On 7 May 2015, the Liberal Democrats fell to shocking lows, winning only eight seats in the House of Commons. The Conservatives won an overall majority (albeit a very small one), so the coalition came to an end. On 8 May, Clegg simultaneously resigned as party leader, Deputy Prime Minister, and Lord President of the Council. The Lib Dems elected Tim Farron as their new leader.
After the UK voted to leave The European Union in the referendum of June 2016, Clegg, a staunch Europhile, was appointed the party's spokesman for international trade and exiting the EU, but this comeback (if such it can be called) was curtailed by the surprise general election of 2017, in which he lost his seat to Labour's Jared O'Mara.note For a time he continued to advocate for a reversal of the referendum result, usually (in accordance with official Lib Dem policy) by means of a second referendum on the terms of the withdrawal deal, with "remain in the European Union" one of the options on the ballot paper. He even implied that a Britain which remains after all could get a "new deal" which better suits British interests, despite nobody on the Continent suggesting this — quite the contrary, in fact. However he largely retreated from front-line politics when he accepted a position as a senior executive at Facebook, a role for which the jokes really write themselves at this point.
Media often refer to Clegg's popularity following the first debate of 2010 as 'Cleggmania'. Clegg was also MP for Sheffield Hallam, and is not to be confused with the other Mr. N. Clegg from Yorkshire (yes, jokes have been made).
Fictional Depictions of Nick Clegg:
- Ruthlessly mocked on the satirical programme Russell Howard's Good News. The fact that the show's second series coincided with the live debates helped. After Clegg's popularity soared as a result of the debates, Howard was good enough to eat humble pie on air. Although after the Tuition Fees issue (telling young people to get more involved in politics then rescinding on the promise to oppose tuition fees once in power), Russell Howard portrayed his soul as peaceful woodlands before, and burning wastelands after.

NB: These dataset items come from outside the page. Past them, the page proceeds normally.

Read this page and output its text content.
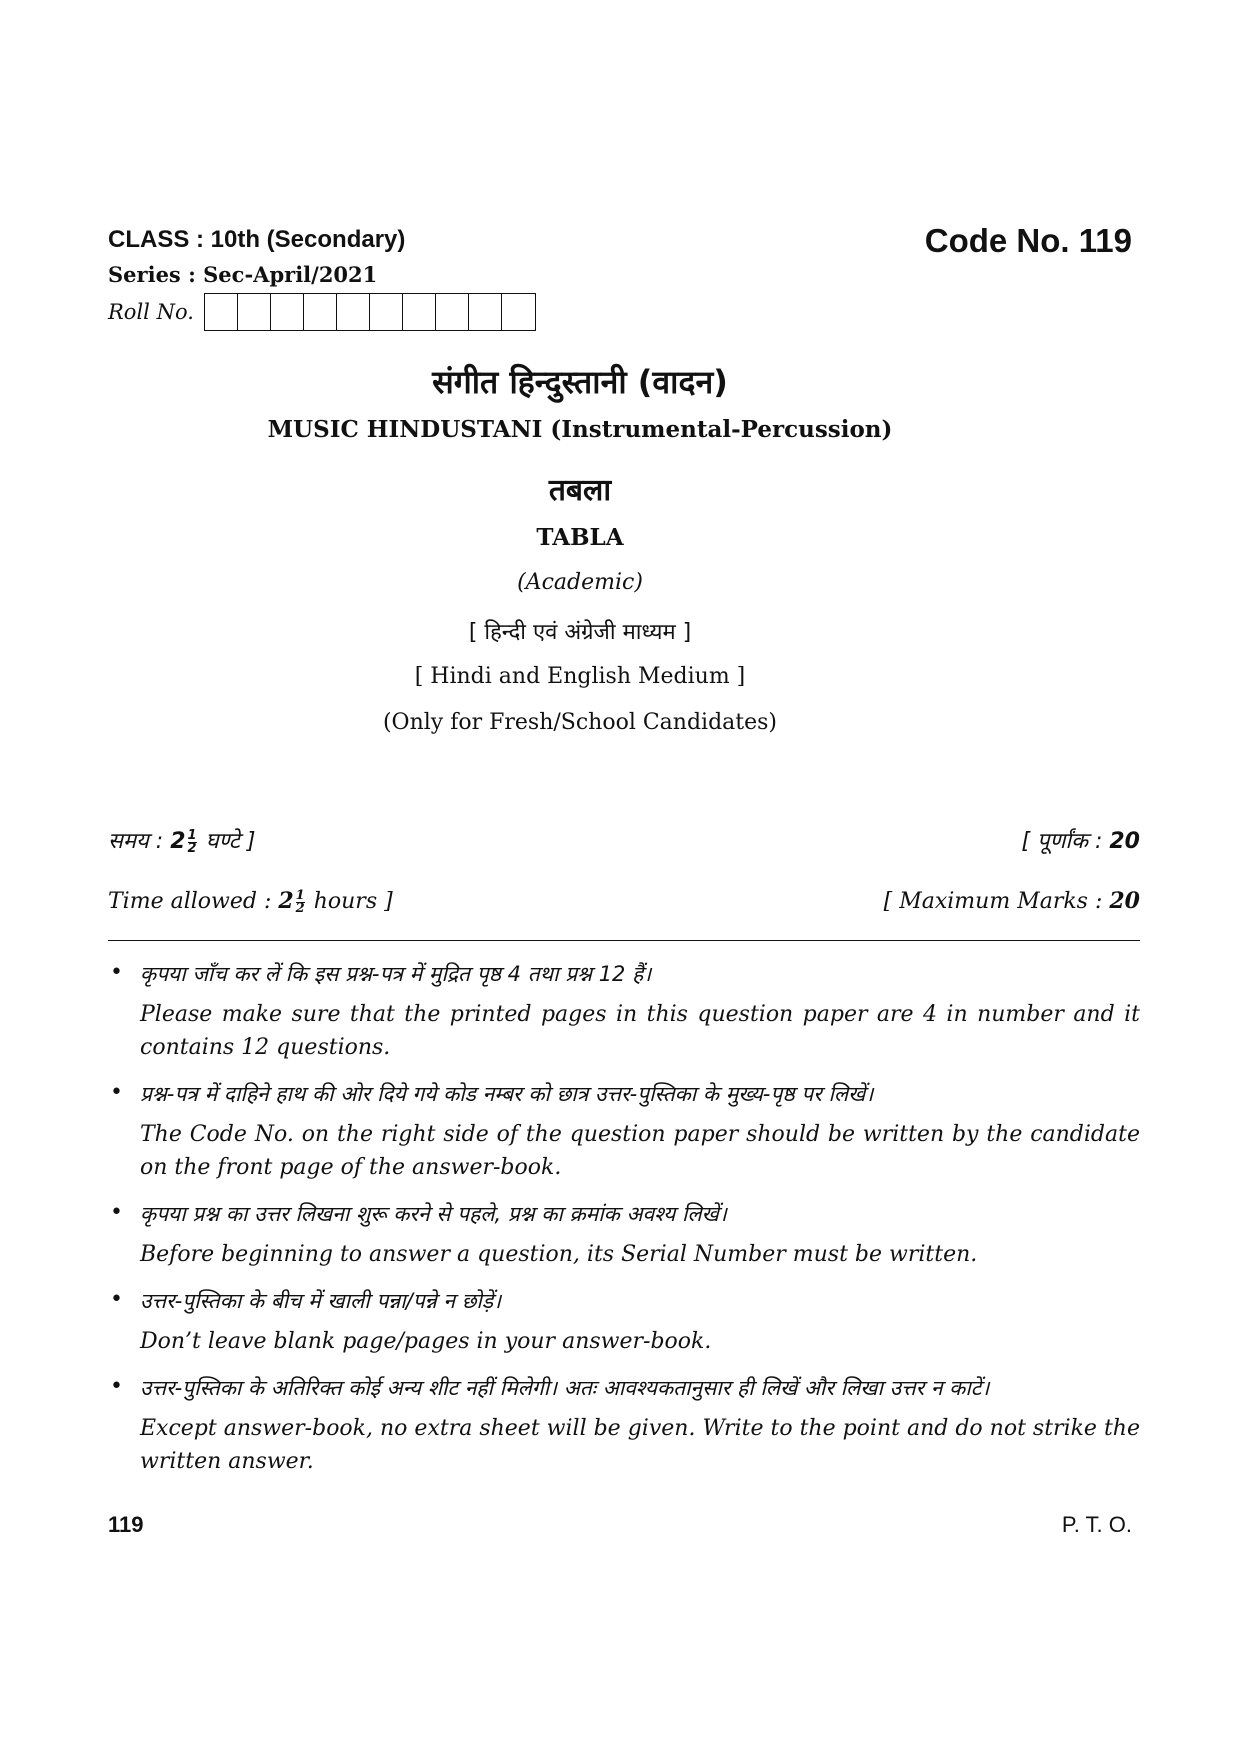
CLASS : 10th (Secondary)
Series : Sec-April/2021
Roll No.
Code No. 119
संगीत हिन्दुस्तानी (वादन)
MUSIC HINDUSTANI (Instrumental-Percussion)
तबला
TABLA
(Academic)
[ हिन्दी एवं अंग्रेजी माध्यम ]
[ Hindi and English Medium ]
(Only for Fresh/School Candidates)
समय : $2 \frac{1}{2}$ घण्टे ]	[ पूर्णांक : 20
Time allowed : $2 \frac{1}{2}$ hours ]	[ Maximum Marks : 20
• कृपया जाँच कर लें कि इस प्रश्न-पत्र में मुद्रित पृष्ठ 4 तथा प्रश्न 12 हैं।
Please make sure that the printed pages in this question paper are 4 in number and it contains 12 questions.
• प्रश्न-पत्र में दाहिने हाथ की ओर दिये गये कोड नम्बर को छात्र उत्तर-पुस्तिका के मुख्य-पृष्ठ पर लिखें।
The Code No. on the right side of the question paper should be written by the candidate on the front page of the answer-book.
• कृपया प्रश्न का उत्तर लिखना शुरू करने से पहले, प्रश्न का क्रमांक अवश्य लिखें।
Before beginning to answer a question, its Serial Number must be written.
• उत्तर-पुस्तिका के बीच में खाली पन्ना/पन्ने न छोड़ें।
Don’t leave blank page/pages in your answer-book.
• उत्तर-पुस्तिका के अतिरिक्त कोई अन्य शीट नहीं मिलेगी। अतः आवश्यकतानुसार ही लिखें और लिखा उत्तर न काटें।
Except answer-book, no extra sheet will be given. Write to the point and do not strike the written answer.
119	P. T. O.
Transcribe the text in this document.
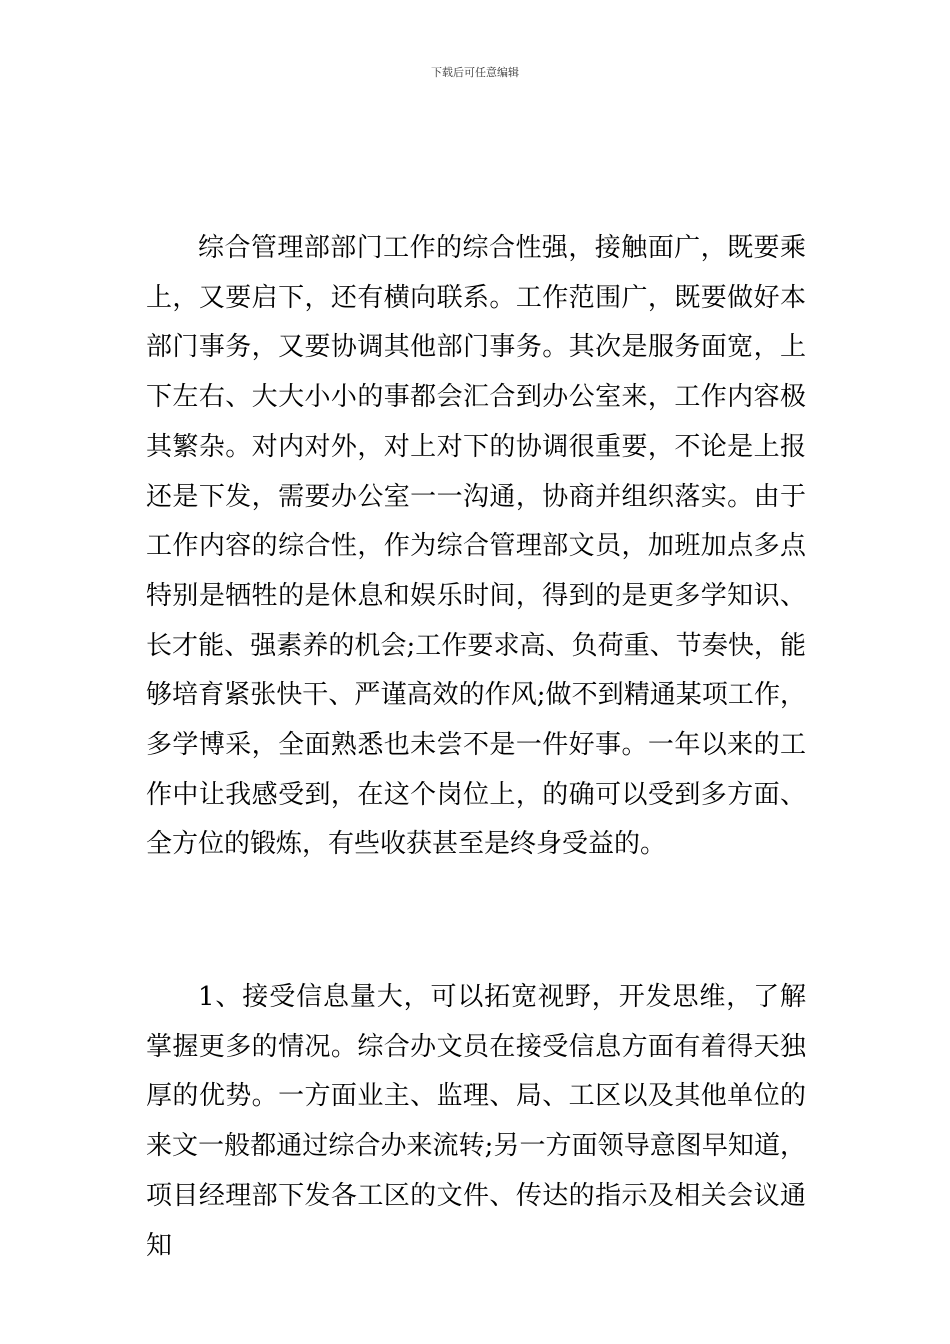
下载后可任意编辑

综合管理部部门工作的综合性强，接触面广，既要乘上，又要启下，还有横向联系。工作范围广，既要做好本部门事务，又要协调其他部门事务。其次是服务面宽，上下左右、大大小小的事都会汇合到办公室来，工作内容极其繁杂。对内对外，对上对下的协调很重要，不论是上报还是下发，需要办公室一一沟通，协商并组织落实。由于工作内容的综合性，作为综合管理部文员，加班加点多点特别是牺牲的是休息和娱乐时间，得到的是更多学知识、长才能、强素养的机会;工作要求高、负荷重、节奏快，能够培育紧张快干、严谨高效的作风;做不到精通某项工作，多学博采，全面熟悉也未尝不是一件好事。一年以来的工作中让我感受到，在这个岗位上，的确可以受到多方面、全方位的锻炼，有些收获甚至是终身受益的。

1、接受信息量大，可以拓宽视野，开发思维，了解掌握更多的情况。综合办文员在接受信息方面有着得天独厚的优势。一方面业主、监理、局、工区以及其他单位的来文一般都通过综合办来流转;另一方面领导意图早知道，项目经理部下发各工区的文件、传达的指示及相关会议通知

"They call me Nick Clegg! Nick Clegg! I got a third leg! Third leg!"
- Private Eye portrayed various people as viewing Clegg as a Messiah-like figure after his success in the debates. After the formation of the coalition, Clegg is presented as the Deputy Head of the New Coalition Academy, the Eye's school-themed politics parody.
- In the last series of The Thick of It, coalition partners (Lib Dems) are endlessly mercilessly mocked and belittled by the majority party members (Tories).